City of Tiny Lights, a modern noir story set in London, is a great showcase for Riz Ahmed’s talents. However, its ambition of addressing the immigrant experience and islamophobia prove more admirable than the execution.
Using the conventions of film noir to tell a story of muslim immigrants in modern day London proves a surprisingly smart conceit in City of Tiny Lights. Based on the novel by Patrick Neate, who also adapted it for the screen, the film centers around private eye Tommy Akhtar (Riz Ahmed), a second generation Pakistani immigrant.
When Tommy stumbles onto a case of a missing prostitute, he finds himself digging up memories from his past: an old flame returns, and an old friend ends up connected to some dirty dealings revealed by Tommy’s investigation. Where the case leads allows the film to explore the pernicious islamophobia in London. As noir characters who inhabit an underground world, outside of the dominant culture, their role in the genre speaks to the way muslim immigrants are treated in society: they tend to get pushed under the rug.
Riz Ahmed’s breakthrough role was as the star of The Reluctant Fundamentalist, Mira Nair’s intelligent film about the dehumanizing muslim immigration process in England and how that experience can radicalize people. But he’s probably best known for supporting parts in films like Nightcrawler. This summer, he launched out of obscurity thanks to a crucial part in Jason Bourne and his starring role in HBO’s hot summer miniseries, The Night Of. City of Tiny Lights is an excellent showcase for his talents, proving he can play everything from a romantic lead and a hardboiled detective with nuanced voiceovers; Ahmed’s accomplished but subtle voice work is one of the highlights of the film.

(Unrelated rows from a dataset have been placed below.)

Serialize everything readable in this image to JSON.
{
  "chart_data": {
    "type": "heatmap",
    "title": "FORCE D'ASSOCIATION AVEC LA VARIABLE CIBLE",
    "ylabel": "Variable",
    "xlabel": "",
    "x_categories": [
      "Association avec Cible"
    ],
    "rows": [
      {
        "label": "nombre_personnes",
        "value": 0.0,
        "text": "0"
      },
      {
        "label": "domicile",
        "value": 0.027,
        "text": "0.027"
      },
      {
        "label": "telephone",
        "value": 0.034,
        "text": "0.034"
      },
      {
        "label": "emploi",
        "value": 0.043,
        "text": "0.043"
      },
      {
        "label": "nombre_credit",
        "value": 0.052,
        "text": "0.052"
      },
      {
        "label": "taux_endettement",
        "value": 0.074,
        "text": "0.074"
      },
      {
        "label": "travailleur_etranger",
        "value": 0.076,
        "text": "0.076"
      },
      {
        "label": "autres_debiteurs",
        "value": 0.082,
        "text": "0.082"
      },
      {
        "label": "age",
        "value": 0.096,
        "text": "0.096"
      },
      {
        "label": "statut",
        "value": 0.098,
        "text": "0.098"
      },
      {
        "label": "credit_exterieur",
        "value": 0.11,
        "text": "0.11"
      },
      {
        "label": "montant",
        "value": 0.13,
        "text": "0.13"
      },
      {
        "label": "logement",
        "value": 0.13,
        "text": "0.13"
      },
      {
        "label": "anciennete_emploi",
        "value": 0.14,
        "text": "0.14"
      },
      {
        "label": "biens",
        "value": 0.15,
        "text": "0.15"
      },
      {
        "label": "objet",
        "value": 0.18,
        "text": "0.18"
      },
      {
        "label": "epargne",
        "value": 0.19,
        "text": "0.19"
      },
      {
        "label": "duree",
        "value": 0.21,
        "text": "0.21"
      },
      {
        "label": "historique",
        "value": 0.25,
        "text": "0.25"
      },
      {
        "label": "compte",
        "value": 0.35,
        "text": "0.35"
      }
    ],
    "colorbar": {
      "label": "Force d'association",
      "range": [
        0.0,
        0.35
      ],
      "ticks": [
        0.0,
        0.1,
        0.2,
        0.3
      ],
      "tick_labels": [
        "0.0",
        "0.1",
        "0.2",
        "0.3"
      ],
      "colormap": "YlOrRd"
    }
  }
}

Unfortunately, Director Pete Travis is so intent on creating a stylized world for the film — including peppering the background of most shots with blurred multicoloured lights — that he often goes overboard. The extreme emphasis on heightened, coloured lighting and the tropes of noir — from the voiceover to the brooding detective with a secret — serves to take you out of the film’s world by drawing too much attention to it. There isn’t really a femme fatale, but it’s notable that the one woman the film focusses on is a seemingly unattainable blonde, white woman. And the film is almost too carefully plotted, the threads conveniently intertwining to address the film’s themes and issues in ways that strain believability.
Nevertheless, the film breaks new ground in ways that make you wonder how making a genre film about a person of colour is so rare. Almost all of the characters are people of colour, which is a refreshing, realistic vision of the actual urban population. Unlike The Night Of, where Ahmed’s sex scene with a white woman was tentative — he couldn’t believe his luck — and ultimately the source of his downfall, City of Tiny Lights gives us a regular sex scene that’s blind to racial cliches. Ahmed is just a man, a handsome man, having a fling with a woman who sees him as he is: it’s so normal and yet it draws attention to the fact that we rarely get to see Asian men as relatable sexual beings. Ultimately, the film’s ambitions of inclusivity, both in its story and its casting, are more admirable than the execution. Ahmed’s compelling performance carries the film, but I hope his next vehicle is more deserving of his formidable talents.
City of Tiny Lights is an acquisition title seeking North American distribution at the Toronto International Film Festival. It screens again at TIFF on Fri., Sept. 16, and Sun. Sept 18.